## Description

Fluctuating parameters appear in a variety of physical systems and phenomena. They typically come either as random forces/sources, or advecting velocities, or media (material) parameters, like refraction index, conductivity, diffusivity, etc. The well known example of Brownian particle suspended in fluid and subjected to random molecular bombardment laid the foundation for modern stochastic calculus and statistical physics. Other important examples include turbulent transport and diffusion of particle-tracers (pollutants), or continuous densities (''oil slicks''), wave propagation and scattering in randomly inhomogeneous media, for instance light or sound propagating in the turbulent atmosphere.

Such models naturally render to statistical description, where the input parameters and solutions are expressed by random processes and fields. The fundamental problem of stochastic dynamics is to identify the essential characteristics of system (its state and evolution), and relate those to the input parameters of the system and initial data.

This raises a host of challenging mathematical issues. One could rarely solve such systems exactly (or approximately) in a closed analytic form, and their solutions depend in a complicated implicit manner on the initial-boundary data, forcing and system's (media) parameters . In mathematical terms such solution becomes a complicated "nonlinear functional" of random fields and processes.

Part I gives mathematical formulation for the basic physical models of transport, diffusion, propagation and develops some analytic tools.

Part II and III sets up and applies the techniques of variational calculus and stochastic analysis, like Fokker-Plank equation to those models, to produce exact or approximate solutions, or in worst case numeric procedures. The exposition is motivated and demonstrated with numerous examples.

Part IV takes up issues for the coherent phenomena in stochastic dynamical systems, described by ordinary and partial differential equations, like wave propagation in randomly layered media (localization), turbulent advection of passive tracers (clustering), wave propagation in disordered 2D and 3D media.

For the sake of reader I provide several appendixes (Part V) that give many technical mathematical details needed in the book.

## Key Features

- For scientists dealing with stochastic dynamic systems in different areas, such as hydrodynamics, acoustics, radio wave physics, theoretical and mathematical physics, and applied mathematics
- The theory of stochastic in terms of the functional analysis
- Referencing those papers, which are used or discussed in this book and also recent review papers with extensive bibliography on the subject

## Readership

Researches in physics (fluid dynamics, optics, acoustics, radiophysics), geosciences (ocean, atmosphere physics), applied mathematics (stochastic equations), applications (coherent phenomena), Senior and postgraduate students in different areas of physics, engineering and applied mathematics

## Table of Contents

I Dynamical description of stochastic systems

1 Examples, basic problems, peculiar features of solutions

1.1 Ordinary differential equations: initial value problems

1.1.1 Particle under the random velocity field

1.1.2 Particles under the random velocity field

1.1.3 Particles under random forces

1.1.4 Systems with the blow-up singularities

1.1.5 Oscillator with randomly varying frequency (stochastic parametric resonance)

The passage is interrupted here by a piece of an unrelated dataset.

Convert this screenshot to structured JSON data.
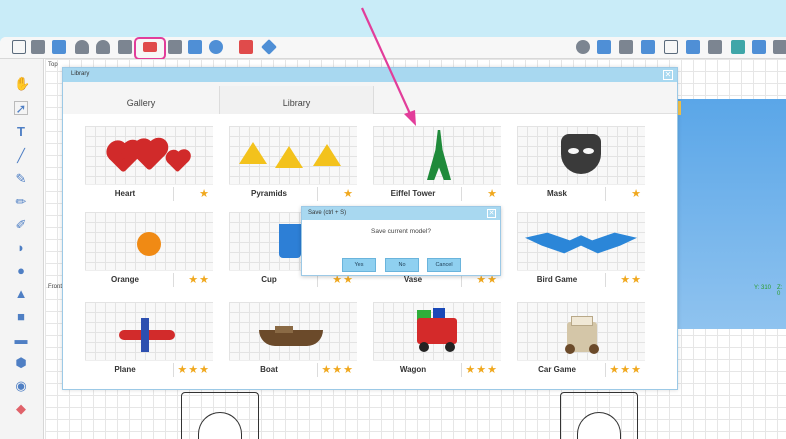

1.2 Linear ordinary differential equations: boundary-value problems

1.2.1 Plane waves in layered media: a wave incident on a medium layer

1.2.2 Plane waves in layered media: the source inside the medium

1.2.3 Plane waves in layered media: the two-layer model

1.3 First-order partial differential equations

1.3.1 Linear first-order partial differential equations: passive tracer in random velocity field

1.3.2 Quasilinear equations

1.3.3 Boundary-value problems for nonlinear ordinary differential equations

1.3.4 Nonlinear first-order partial differential equations

1.4 Partial differential equations of higher orders

1.4.1 Stationary problems for Maxwell’s equations

1.4.2 The Helmholtz equation (boundary-value problem) and the parabolic equation of quasioptics (waves in randomly inhomogeneous media)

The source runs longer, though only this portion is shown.